Outro ponto tem a ver com o fato de que podemos ter pessoas que respondem a diferentes estímulos para serem empreendedoras. Tudo isso indica que genética importa e que precisamos entender como ela funciona. Por fim, as pessoas podem tomar atitudes que superem suas predisposições. Eu posso ter uma tendência genética para ser gordo. Mas isso não significa que eu tenha que ser. Se seguir uma alimentação saudável e fizer exercícios físicos, a chance diminui.
EXAME - Você diz em seu livro que uma parte do empreendedorismo é genética. Quais outros fatores influenciam a formação de um empreendedor?
Shane - Muitas, muitas coisas. As pesquisas mostram que educação, idade, gênero, raça, renda, empregabilidade, ramo em que atua e um conjunto de outros fatores influenciam se uma pessoa irá ou não começar um negócio.
EXAME - Você afirma que o mercado de negócios ignora a genética. Por que isso ocorre?
Shane - Por muitas razões. Primeiro, as pessoas não pensam genética de uma forma elaborada. Elas pensam que tudo que envolve o assunto dispensa o aprendizado ou a escolha feita por cada um. Isso é errado, porque a genética só é responsável por uma parte do comportamento, os fatores ambientais importam mais. A genética interage com o meio de ambiente de formas muito mais complexas.
Um estudo que estamos desenvolvendo pode servir de exemplo. Sabemos que os empreendedores tem mais chances de serem disléxicos do que a população em geral. Sabemos também que eles são mais educados do que a população em geral. Finalmente, temos conhecimento de que os disléxicos acham a educação formal mais difícil. Esses padrões são inconsistentes. Estamos estudando em que ponto a educação interfere nesta relação.

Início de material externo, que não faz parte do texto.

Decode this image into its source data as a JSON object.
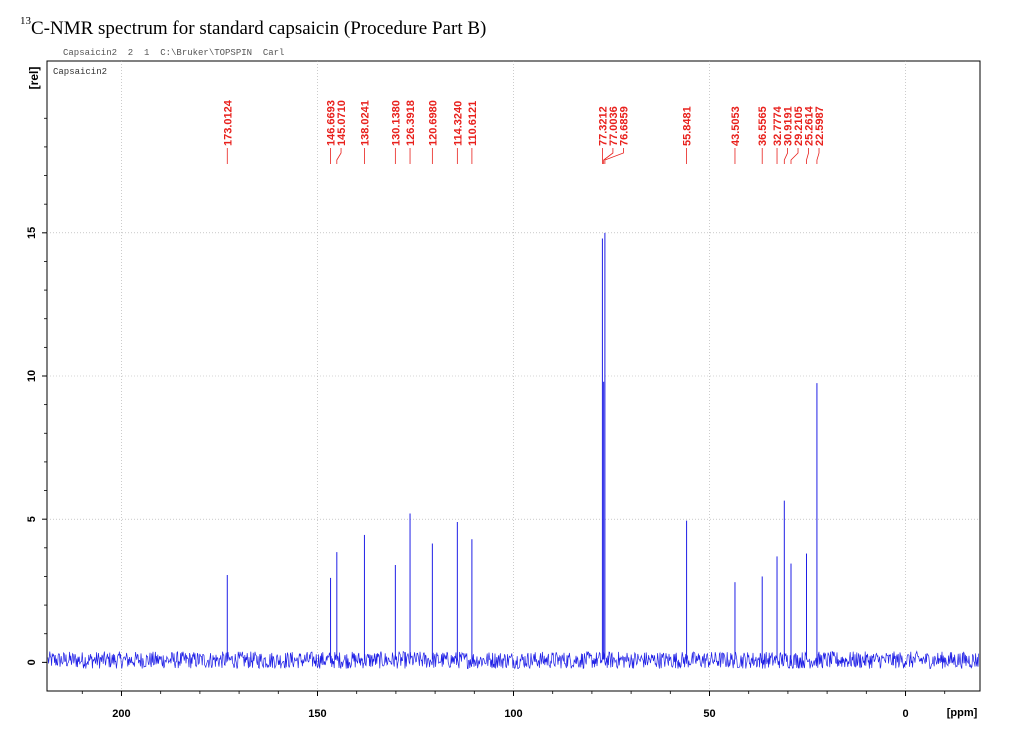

Este tipo de padrão sugere que algumas pessoas são geneticamente predispostas a viraram empreendedores em resposta a alguns estímulos, enquanto outras também tem esta tendência em resposta a diferentes estímulos. Esta é uma visão muito mais sofisticada de como a genética importa. Mas ela não funciona tão bem no mercado de publicações sobre negócios que querem argumentos do tipo: "faço isso e transforme-se no próximo Bill Gates".